U.S. Department of Education Opens Gainful Employment Regulations
The U.S. Department of Education announced Wednesday, June 14, 2017 that it is reopening the gainful employment regulations that went into effect less than two years ago, on July 1, 2015.
The Higher Education Act of 1965 requires most programs at private, for-profit colleges and nondegree certificate programs at public and private nonprofit colleges to “prepare students for gainful employment in a recognized occupation.” [20 USC 1002(b) and (c), 20 USC 1088(b)]
The existing gainful employment regulations interpret this statutory requirement by defining two metrics of affordable debt after graduation. Specifically, the typical college graduate of a gainful employment program must have a debt-service-to-earnings ratio less than 8 percent or a debt-service-to-discretionary-earnings ratio less than 20 percent. Otherwise, the program can lose eligibility for Title IV federal student aid.
The regulation-setting process permits the federal government to push through its own version of the regulations if the negotiated rulemaking committee fails to reach consensus, which occurred during the previous gainful employment rulemaking process.
The Trump administration is believed to be more favorable to for-profit colleges than the Obama administration. Education Secretary Betsy DeVos said that the current gainful employment regulations are “overly burdensome and confusing for institutions of higher education.”
Nevertheless, for-profit colleges should not start celebrating just yet.
Having the gainful employment regulations swing from one partisan extreme to another every four to eight years will yield a complicated regulatory compliance environment. Compliance with the gainful employment regulations requires a long runway, given the backward-looking nature of the rules.
Thus, for-profit colleges will need to comply with the strictest set of regulations, regardless of which political party is in control.
There are, however, several ways in which the gainful employment regulations could be improved and simplified:
- Eliminate the debt-service-to-discretionary-earnings threshold. All programs that fail the debt-service-to-discretionary-earnings ratio also fail the debt-service-to-earnings ratio. Accordingly, the debt-service-to-discretionary-earnings ratio is redundant. It adds no new information and can be eliminated.

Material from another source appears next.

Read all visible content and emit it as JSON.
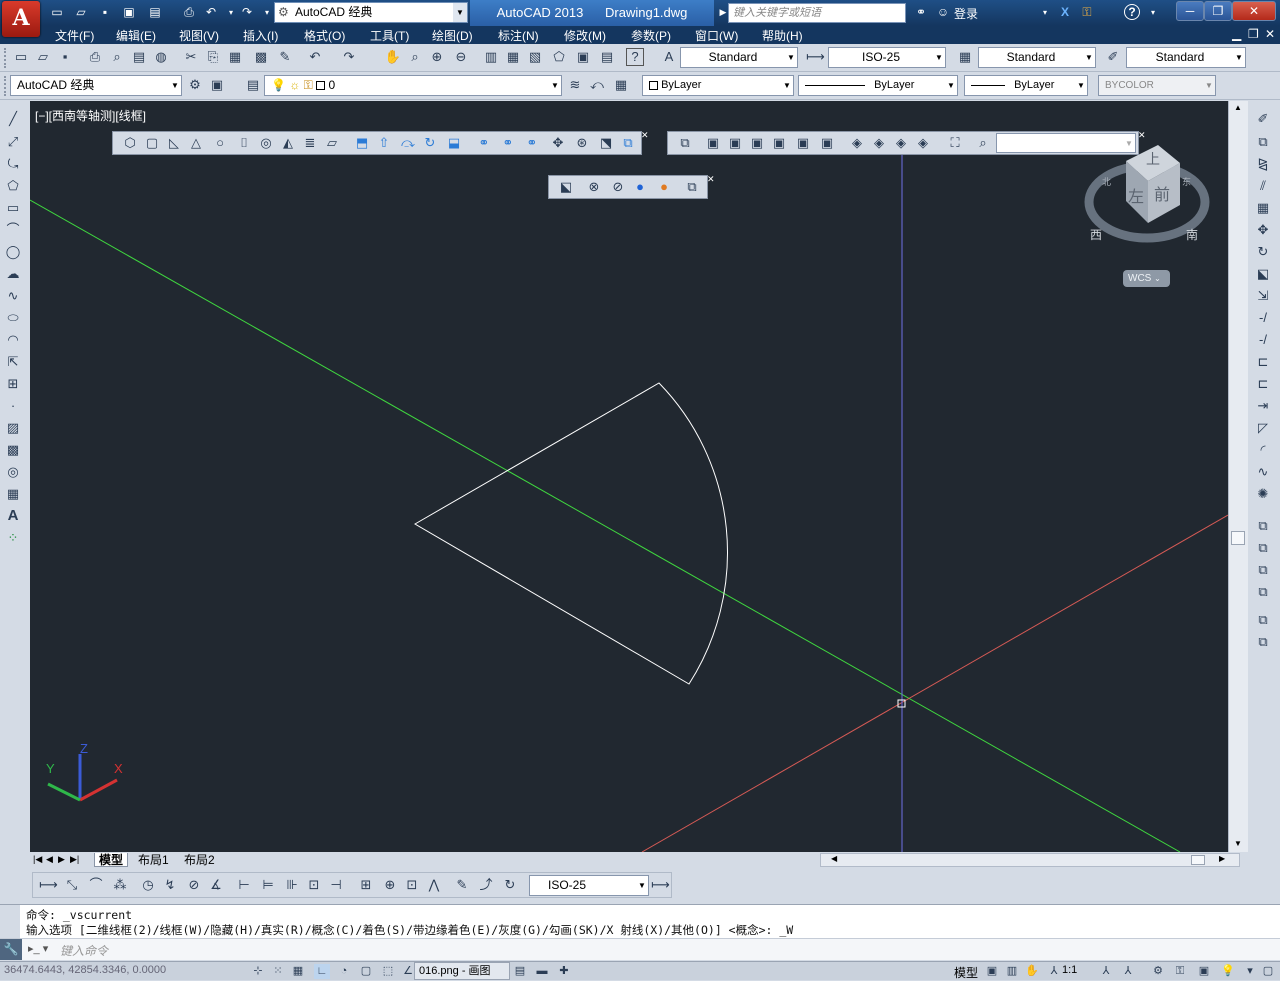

- Eliminate the zone. Programs that are in the zone (e.g., debt-service-to-earnings ratios of 8 percent to 12 percent and debt-service-to-discretionary-earnings ratios of 20 percent to 30 percent) quickly progress to failure. There is little that a program in the zone can do to retain eligibility. Even drastic changes to tuition and fees or admissions standards might not be enough. The zone should be eliminated.
- Adopt a more rational threshold on the debt-service-to-earnings ratio. The 8 percent threshold on the debt-service-to-earnings ratio is based on the difference between old mortgage underwriting criteria for all debt and mortgage debt. This is not a good basis for setting the threshold, since there is no statutory requirement that college graduates be able to buy a home. It is not based on credit underwriting standards for student loans. Also, mortgage lenders have no expertise regarding student loan debt.
Instead, an analysis of federal data demonstrates that reasonable and affordable student loan debt involves a threshold between 10 percent and 15 percent. This corresponds to the rule of thumb that total student loan debt at graduation can be repaid in 10 years or less if it is less than the borrower’s annual income. This assumes that half of the net increase in income after taxes from a college degree can be devoted to repaying student loan debt, on average. A 12-14 percent threshold seems like a reasonable compromise, given the typical range of interest rates.